In clinical settings, accidental infections often occur when protective gear (e.g., gloves, masks, coats, etc.) is removed after sterile procedures (Mumma et al. 2018). It is suspected, but unproven, that many instances of infection or contamination in laboratory settings happen in a similar manner. Studies that document how frequently laboratory researchers contaminate their hands when taking off gloves (or breach their gloves during research) could improve practices and procedures. For examples, studies that compare the use of a single pair of gloves with the use of two overlapping pairs of gloves could demonstrate the effectiveness of one or the other strategy to either solidify or negate the use of two overlapping pairs of gloves. Similarly, studies on when respiratory protection should be worn and what type of protection is needed under different conditions could usefully guide practices and procedures. For example, a variety of routine procedures, including centrifugation and flow cytometry or cell sorting, can generate and expose laboratory workers to aerosols if the proper containment is not used or if the device is not confined to a biosafety hood. In general, if protective gear works well in most situations but not when careless or inexperienced researchers wear and/or remove it, additional investments in training and oversight/proficiency testing would be warranted.

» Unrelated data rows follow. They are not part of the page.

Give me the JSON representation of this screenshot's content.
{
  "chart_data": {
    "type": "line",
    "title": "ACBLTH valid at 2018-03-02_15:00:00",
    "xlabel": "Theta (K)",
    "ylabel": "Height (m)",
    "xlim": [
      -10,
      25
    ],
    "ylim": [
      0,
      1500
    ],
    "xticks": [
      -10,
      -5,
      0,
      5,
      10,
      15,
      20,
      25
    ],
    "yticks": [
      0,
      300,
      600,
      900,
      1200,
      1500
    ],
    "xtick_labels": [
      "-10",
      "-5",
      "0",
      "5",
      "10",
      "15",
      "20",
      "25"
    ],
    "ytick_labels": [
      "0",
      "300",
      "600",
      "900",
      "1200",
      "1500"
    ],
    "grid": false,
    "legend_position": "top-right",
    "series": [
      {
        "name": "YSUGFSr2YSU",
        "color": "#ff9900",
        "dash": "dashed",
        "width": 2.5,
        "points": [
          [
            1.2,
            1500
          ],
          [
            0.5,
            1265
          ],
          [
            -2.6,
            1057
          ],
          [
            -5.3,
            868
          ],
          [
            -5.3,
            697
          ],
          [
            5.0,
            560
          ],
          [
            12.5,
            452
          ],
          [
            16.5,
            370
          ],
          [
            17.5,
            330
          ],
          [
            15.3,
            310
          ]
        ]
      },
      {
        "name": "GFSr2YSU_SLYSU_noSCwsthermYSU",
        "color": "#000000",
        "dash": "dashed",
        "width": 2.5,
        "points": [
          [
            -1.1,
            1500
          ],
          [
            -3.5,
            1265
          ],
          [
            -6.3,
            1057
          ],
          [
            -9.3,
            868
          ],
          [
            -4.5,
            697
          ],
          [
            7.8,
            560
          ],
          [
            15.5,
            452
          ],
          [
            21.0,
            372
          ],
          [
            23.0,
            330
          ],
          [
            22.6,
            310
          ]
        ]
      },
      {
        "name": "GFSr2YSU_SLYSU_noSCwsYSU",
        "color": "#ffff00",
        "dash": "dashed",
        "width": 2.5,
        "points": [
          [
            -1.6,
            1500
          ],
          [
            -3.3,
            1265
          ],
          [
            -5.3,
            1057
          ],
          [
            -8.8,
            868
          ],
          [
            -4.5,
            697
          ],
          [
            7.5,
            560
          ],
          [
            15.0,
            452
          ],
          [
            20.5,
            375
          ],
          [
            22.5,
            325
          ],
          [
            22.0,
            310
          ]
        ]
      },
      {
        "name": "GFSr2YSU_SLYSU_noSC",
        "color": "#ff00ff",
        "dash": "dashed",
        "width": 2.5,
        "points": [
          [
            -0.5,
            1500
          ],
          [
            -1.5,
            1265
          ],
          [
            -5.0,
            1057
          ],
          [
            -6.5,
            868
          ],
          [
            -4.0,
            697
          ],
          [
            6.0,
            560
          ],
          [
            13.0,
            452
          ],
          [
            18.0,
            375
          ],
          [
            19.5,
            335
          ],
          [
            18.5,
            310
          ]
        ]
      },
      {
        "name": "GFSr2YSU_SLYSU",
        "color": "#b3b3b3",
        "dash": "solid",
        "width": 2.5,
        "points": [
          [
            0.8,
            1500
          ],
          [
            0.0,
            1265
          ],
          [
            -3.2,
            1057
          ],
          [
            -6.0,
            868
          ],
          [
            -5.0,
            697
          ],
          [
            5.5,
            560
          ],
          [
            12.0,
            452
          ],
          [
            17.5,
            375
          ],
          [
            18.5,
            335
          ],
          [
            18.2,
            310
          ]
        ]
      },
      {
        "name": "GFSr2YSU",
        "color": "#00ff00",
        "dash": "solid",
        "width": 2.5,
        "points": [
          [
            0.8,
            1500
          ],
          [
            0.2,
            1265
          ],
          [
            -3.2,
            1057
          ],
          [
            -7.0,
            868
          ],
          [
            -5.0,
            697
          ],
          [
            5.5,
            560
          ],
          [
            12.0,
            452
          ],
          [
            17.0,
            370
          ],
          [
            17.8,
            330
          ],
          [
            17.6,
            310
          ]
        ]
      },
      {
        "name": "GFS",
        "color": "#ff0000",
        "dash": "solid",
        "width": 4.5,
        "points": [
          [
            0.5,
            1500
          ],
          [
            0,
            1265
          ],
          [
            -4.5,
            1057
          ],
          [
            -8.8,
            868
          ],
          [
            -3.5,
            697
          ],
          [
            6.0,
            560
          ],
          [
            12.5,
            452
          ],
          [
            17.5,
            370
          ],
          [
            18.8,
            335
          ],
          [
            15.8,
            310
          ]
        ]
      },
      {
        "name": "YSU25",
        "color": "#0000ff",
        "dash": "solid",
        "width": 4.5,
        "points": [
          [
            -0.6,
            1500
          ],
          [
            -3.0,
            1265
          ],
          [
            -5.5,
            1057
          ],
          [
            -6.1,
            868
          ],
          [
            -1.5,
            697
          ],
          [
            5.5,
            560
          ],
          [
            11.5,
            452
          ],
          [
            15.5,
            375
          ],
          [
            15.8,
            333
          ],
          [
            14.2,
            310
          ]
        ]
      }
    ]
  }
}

Research to improve biosecurity management

Failures in biosecurity can occur when leadership is inadequate, oversight institutions do not have the needed expertise or proper means to assess their effectiveness, or organizational structures and risk management processes are slow to recognize consequential advances in science and technology (Palmer, Fukuyama, and Relman 2015).

Biosecurity is challenging to investigate empirically, but observational research and controlled studies can be very useful. Observational studies in training laboratories can measure the frequency of similar failures (e.g., unauthorized access, failure to report worrisome behavior, or database security glitches). Controlled studies can also measure both the rate of non-compliance with a rule and the rate at which researchers hide their non-compliance. Without a significant effort, studies could gather more biosecurity data generated in the day-to-day conduct of research or training.

A research agenda should also seek to examine the extent to which releasing information about research with potential pandemic pathogens may create so-called “information hazards (Relman 2014).” Malicious actors may misuse published information and therefore researchers, funders, and journals should consider whether information controls are appropriate.

In summary: There is an evident need to improve current efforts at eliminating and mitigating biosafety and biosecurity risks.

Researchers and their institutions, as well as funders and governments, should fund studies that will provide robust empirical evidence about the nature of biosafety and biosecurity challenges and the effectiveness of potential mitigation strategies. Such data would enable more effective risk reduction practices. Biorisk management data could inform harm–benefit studies to determine exactly how laboratories working with known and potential pandemic pathogens, including in research with pandemic risks, should be organized and managed without unnecessarily diverting funding that could be invested in the research itself. Not only will this improve biorisk management, but using new evidence to eliminate wasteful measures would make laboratories more efficient and sustainable. At the same time, biorisk management practices should be reviewed to eliminate those without evidence of added value or to replace more burdensome practices with less burdensome ones.